RBZ’s Mangudya clarifies export incentive


HARARE – The central bank has moved to clarify on how it intends to award tobacco exporters with a five percent export bonus, following concerns around the printing of bond notes as a way of disbursing the proposed levy.

In a statement released to business last week, the Reserve Bank of Zimbabwe (RBZ) announced that 50 percent of all proceeds from tobacco drawdowns released for purposes of purchasing the golden leaf by merchants was to be transferred into the central bank’s nostro account.

“… proceeds from tobacco drawdowns or tobacco offshore facilities disbursed for purposes of purchasing tobacco on the auction floors by tobacco merchants, shall be transferred to RBZ’s nostro account immediately on drawdown of such proceeds,” the central bank said.

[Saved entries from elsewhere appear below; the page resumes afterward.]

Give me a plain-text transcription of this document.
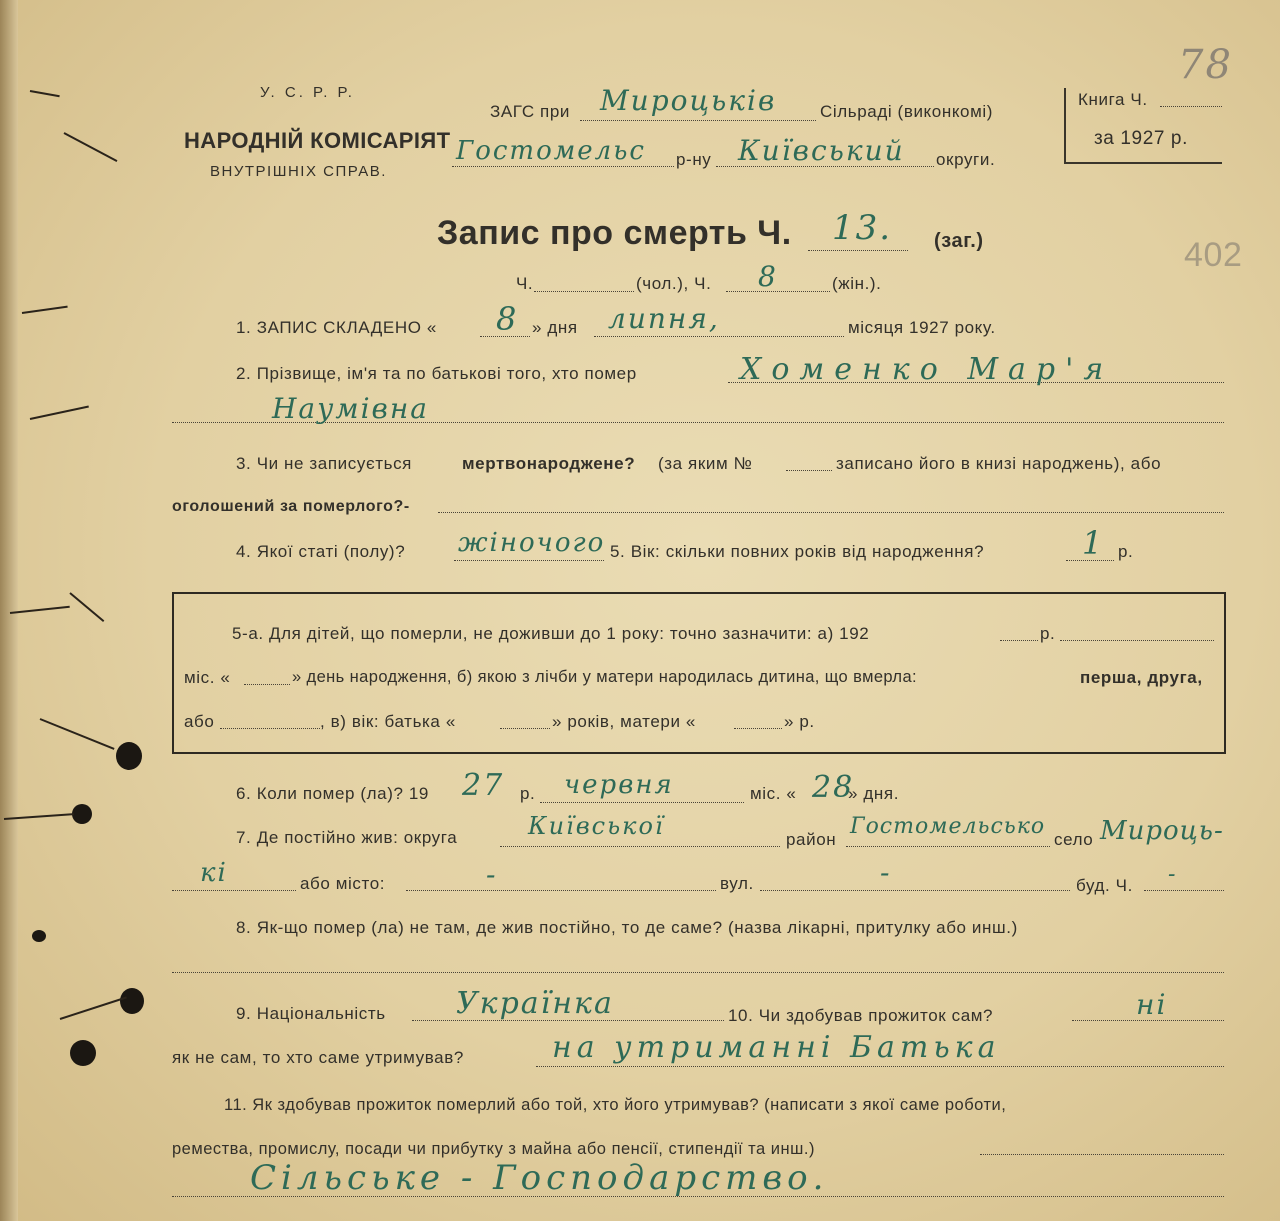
У. С. Р. Р.
НАРОДНІЙ КОМІСАРІЯТ
ВНУТРІШНІХ СПРАВ.
ЗАГС при Мироцьків	Сільраді (виконкомі)
Гостомельс р-ну Київський округи.
Книга Ч.
78
за 1927 р.
402
Запис про смерть Ч. 13. (заг.)
Ч.	(чол.), Ч. 8	(жін.).
1. ЗАПИС СКЛАДЕНО « 8 » дня липня,	місяця 1927 року.
2. Прізвище, ім'я та по батькові того, хто помер	Хоменко Мар'я
Наумівна
3. Чи не записується	мертвонароджене? (за яким №	записано його в книзі народжень), або
оголошений за померлого?-
4. Якої статі (полу)? жіночого 5. Вік: скільки повних років від народження?	1 р.
5-а. Для дітей, що померли, не доживши до 1 року: точно зазначити: а) 192	р.
міс. «	» день народження, б) якою з лічби у матери народилась дитина, що вмерла:	перша, друга,
або	, в) вік: батька «	» років, матери «	» р.
6. Коли помер (ла)? 19 27 р. червня	міс. « 28
» дня.
7. Де постійно жив: округа	Київської	район
Гостомельсько
село Мироць-
кі	або місто:	-	вул.	-	буд. Ч. -
8. Як-що помер (ла) не там, де жив постійно, то де саме? (назва лікарні, притулку або инш.)
9. Національність Українка	10. Чи здобував прожиток сам?	ні
як не сам, то хто саме утримував?	на утриманні Батька
11. Як здобував прожиток померлий або той, хто його утримував? (написати з якої саме роботи,
ремества, промислу, посади чи прибутку з майна або пенсії, стипендії та инш.)
Сільське - Господарство.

The apex bank also highlighted that upon receipt of drawdown of loan proceeds, RBZ was to immediately credit the same amount in United States Dollar (US$) to the Authorised Dealer’s RTGS Account for the account of the tobacco merchant and facilitate payments to various beneficiary tobacco growers’ accounts.

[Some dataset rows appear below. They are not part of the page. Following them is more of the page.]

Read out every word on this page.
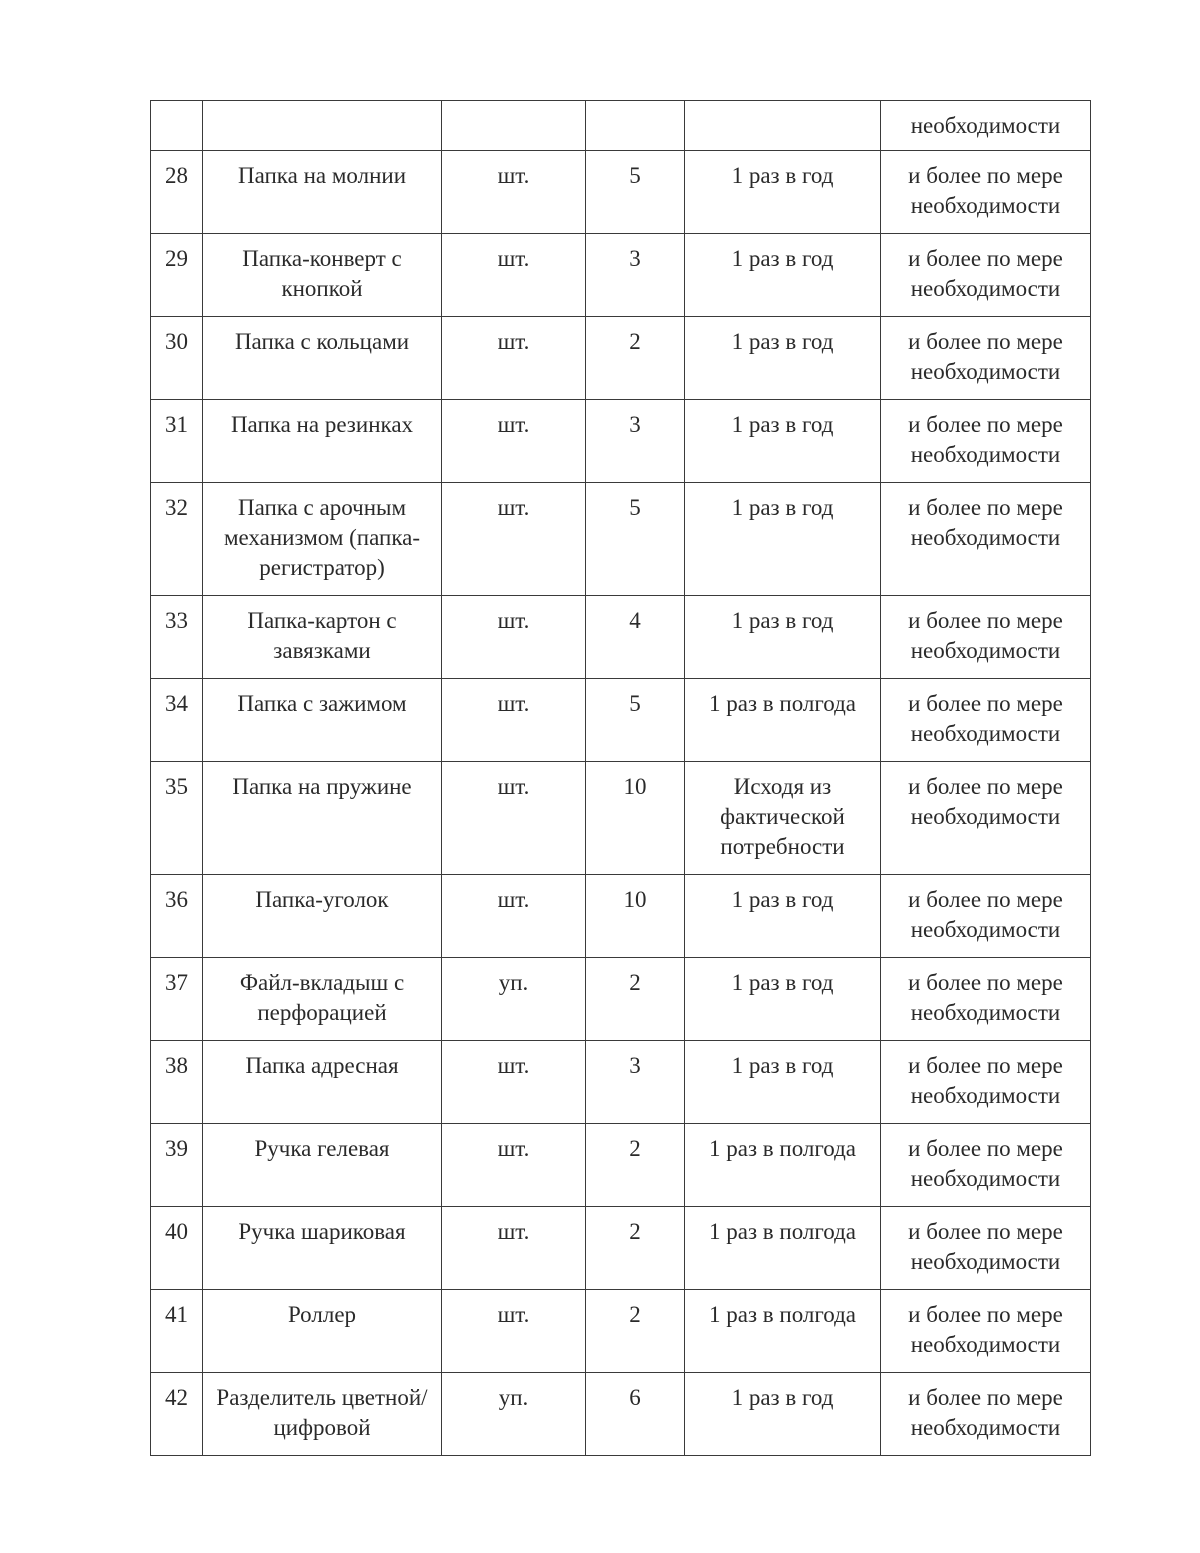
					необходимости
28	Папка на молнии	шт.	5	1 раз в год	и более по мере необходимости
29	Папка-конверт с кнопкой	шт.	3	1 раз в год	и более по мере необходимости
30	Папка с кольцами	шт.	2	1 раз в год	и более по мере необходимости
31	Папка на резинках	шт.	3	1 раз в год	и более по мере необходимости
32	Папка с арочным механизмом (папка-регистратор)	шт.	5	1 раз в год	и более по мере необходимости
33	Папка-картон с завязками	шт.	4	1 раз в год	и более по мере необходимости
34	Папка с зажимом	шт.	5	1 раз в полгода	и более по мере необходимости
35	Папка на пружине	шт.	10	Исходя из фактической потребности	и более по мере необходимости
36	Папка-уголок	шт.	10	1 раз в год	и более по мере необходимости
37	Файл-вкладыш с перфорацией	уп.	2	1 раз в год	и более по мере необходимости
38	Папка адресная	шт.	3	1 раз в год	и более по мере необходимости
39	Ручка гелевая	шт.	2	1 раз в полгода	и более по мере необходимости
40	Ручка шариковая	шт.	2	1 раз в полгода	и более по мере необходимости
41	Роллер	шт.	2	1 раз в полгода	и более по мере необходимости
42	Разделитель цветной/цифровой	уп.	6	1 раз в год	и более по мере необходимости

“Upon value addition (tobacco) processing and export of tobacco, the tobacco merchant shall benefit from the five percent export incentive based on the value addition component, upon the full acquittal of the Form CD1,” RBZ said.

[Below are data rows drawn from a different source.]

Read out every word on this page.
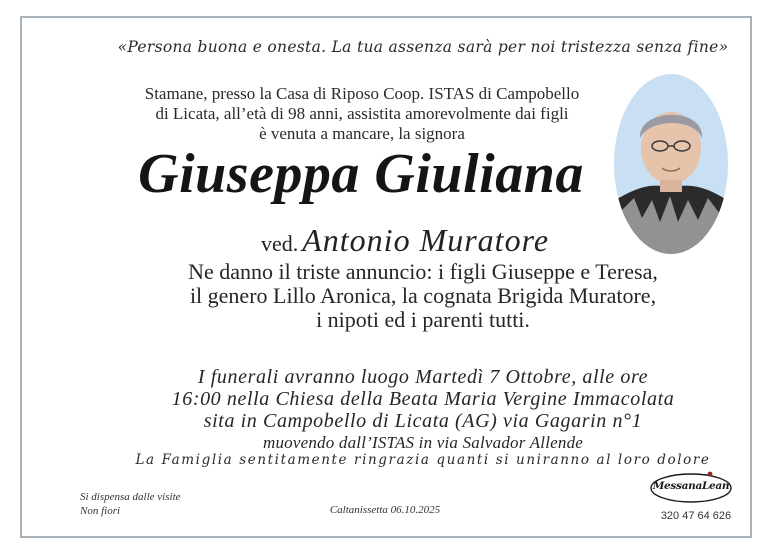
«Persona buona e onesta. La tua assenza sarà per noi tristezza senza fine»
Stamane, presso la Casa di Riposo Coop. ISTAS di Campobello
di Licata, all’età di 98 anni, assistita amorevolmente dai figli
è venuta a mancare, la signora
Giuseppa Giuliana
ved. Antonio Muratore
Ne danno il triste annuncio: i figli Giuseppe e Teresa,
il genero Lillo Aronica, la cognata Brigida Muratore,
i nipoti ed i parenti tutti.
I funerali avranno luogo Martedì 7 Ottobre, alle ore
16:00 nella Chiesa della Beata Maria Vergine Immacolata
sita in Campobello di Licata (AG) via Gagarin n°1
muovendo dall’ISTAS in via Salvador Allende
La Famiglia sentitamente ringrazia quanti si uniranno al loro dolore
Si dispensa dalle visite
Non fiori	Caltanissetta 06.10.2025
MessanaLean
320 47 64 626
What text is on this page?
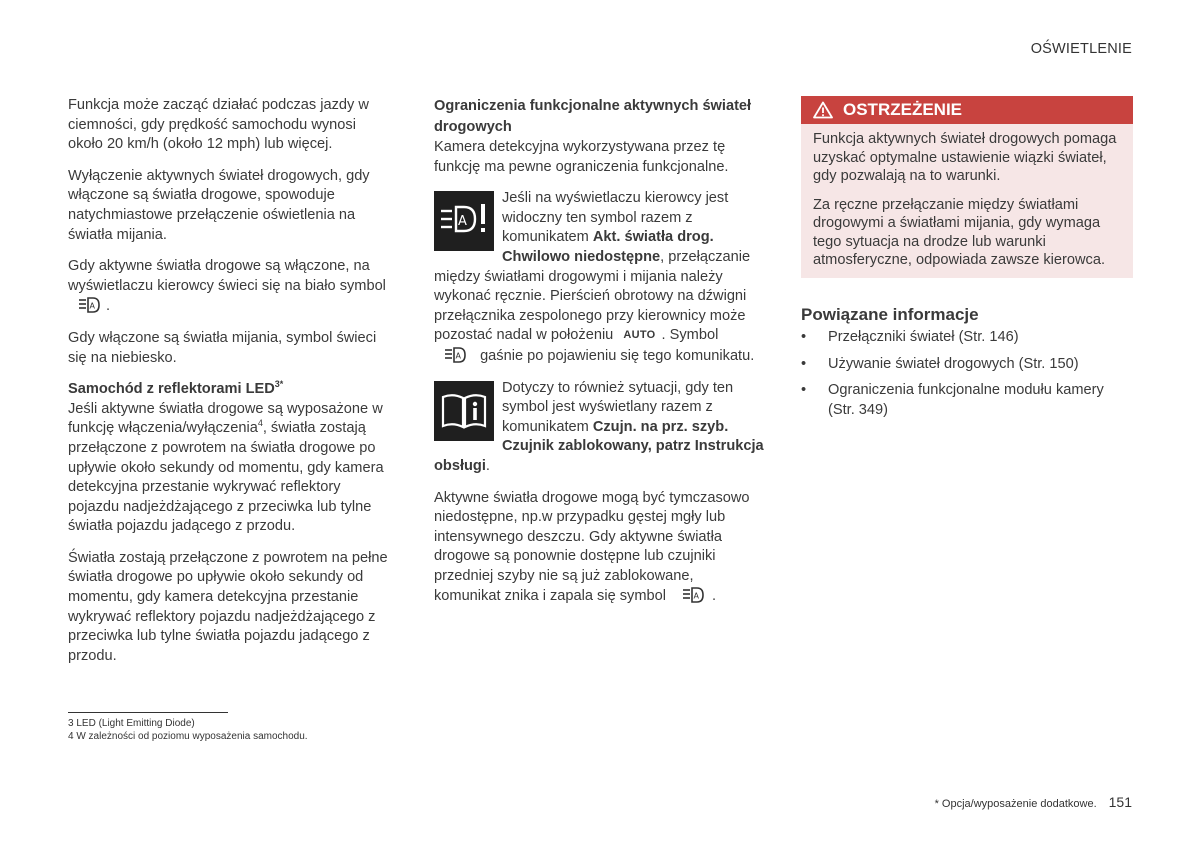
OŚWIETLENIE

Funkcja może zacząć działać podczas jazdy w ciemności, gdy prędkość samochodu wynosi około 20 km/h (około 12 mph) lub więcej.

Wyłączenie aktywnych świateł drogowych, gdy włączone są światła drogowe, spowoduje natychmiastowe przełączenie oświetlenia na światła mijania.

Gdy aktywne światła drogowe są włączone, na wyświetlaczu kierowcy świeci się na biało symbol

A .

Gdy włączone są światła mijania, symbol świeci się na niebiesko.

Samochód z reflektorami $LED^{3*}$

Jeśli aktywne światła drogowe są wyposażone w funkcję włączenia/wyłączenia$^4$, światła zostają przełączone z powrotem na światła drogowe po upływie około sekundy od momentu, gdy kamera detekcyjna przestanie wykrywać reflektory pojazdu nadjeżdżającego z przeciwka lub tylne światła pojazdu jadącego z przodu.

Światła zostają przełączone z powrotem na pełne światła drogowe po upływie około sekundy od momentu, gdy kamera detekcyjna przestanie wykrywać reflektory pojazdu nadjeżdżającego z przeciwka lub tylne światła pojazdu jadącego z przodu.

Ograniczenia funkcjonalne aktywnych świateł drogowych

Kamera detekcyjna wykorzystywana przez tę funkcję ma pewne ograniczenia funkcjonalne.

A
Jeśli na wyświetlaczu kierowcy jest widoczny ten symbol razem z komunikatem Akt. światła drog. Chwilowo niedostępne, przełączanie między światłami drogowymi i mijania należy wykonać ręcznie. Pierścień obrotowy na dźwigni przełącznika zespolonego przy kierownicy może pozostać nadal w położeniu AUTO . Symbol
A gaśnie po pojawieniu się tego komunikatu.

Dotyczy to również sytuacji, gdy ten symbol jest wyświetlany razem z komunikatem Czujn. na prz. szyb. Czujnik zablokowany, patrz Instrukcja obsługi.

Aktywne światła drogowe mogą być tymczasowo niedostępne, np.w przypadku gęstej mgły lub intensywnego deszczu. Gdy aktywne światła drogowe są ponownie dostępne lub czujniki przedniej szyby nie są już zablokowane, komunikat znika i zapala się symbol	A .

OSTRZEŻENIE

Funkcja aktywnych świateł drogowych pomaga uzyskać optymalne ustawienie wiązki świateł, gdy pozwalają na to warunki.

Za ręczne przełączanie między światłami drogowymi a światłami mijania, gdy wymaga tego sytuacja na drodze lub warunki atmosferyczne, odpowiada zawsze kierowca.

Powiązane informacje
• Przełączniki świateł (Str. 146)
• Używanie świateł drogowych (Str. 150)
• Ograniczenia funkcjonalne modułu kamery (Str. 349)
3 LED (Light Emitting Diode)
4 W zależności od poziomu wyposażenia samochodu.
* Opcja/wyposażenie dodatkowe. 151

The central bank also announced that 50 percent of all new foreign exchange receipts from export of goods and services denominated in US$ were to be submitted to RBZ immediately on receipt, with the remaining 50 percent being credited into the exporter’s FCA in US$.

“On receipt of the 50 percent export proceeds into its nostro, RBZ shall immediately credit the same amount plus the five percent export incentive /bonus in US$ into the Authorised Dealer’s RTGS Account for the account of the exporter,” RBZ said.

This comes as the central bank governor John Mangudya has been under fire from various quarters concerning the administration of the proposed levy, which he plans to disburse through bond notes.

Mangudya last week had to defend himself in front of a parliamentary committee, arguing that contrary to popular belief that the notes were government’s way of sneaking the notorious local currency back into the system, the notes were aimed at incentivising exporters to increase production.

The planned bond notes are backed by a new $200 million bond facility from Afreximbank.

After the announcement, tobacco farmers rioted demanding to get their tobacco earnings in cash excess of the limited $1 000 daily withdraws.

Mangudya, who capitulated under pressure and allowed farmers to receive up to $10 000 per day, conceded that the recent policy pronouncements were misunderstood by the public.

Meanwhile, RBZ has since removed its requirement for the apportionment of 50 percent of foreign exchange receipts into 40 percent South African rands and 10 percent Euro, following concerns from industry that the move was ill-advised.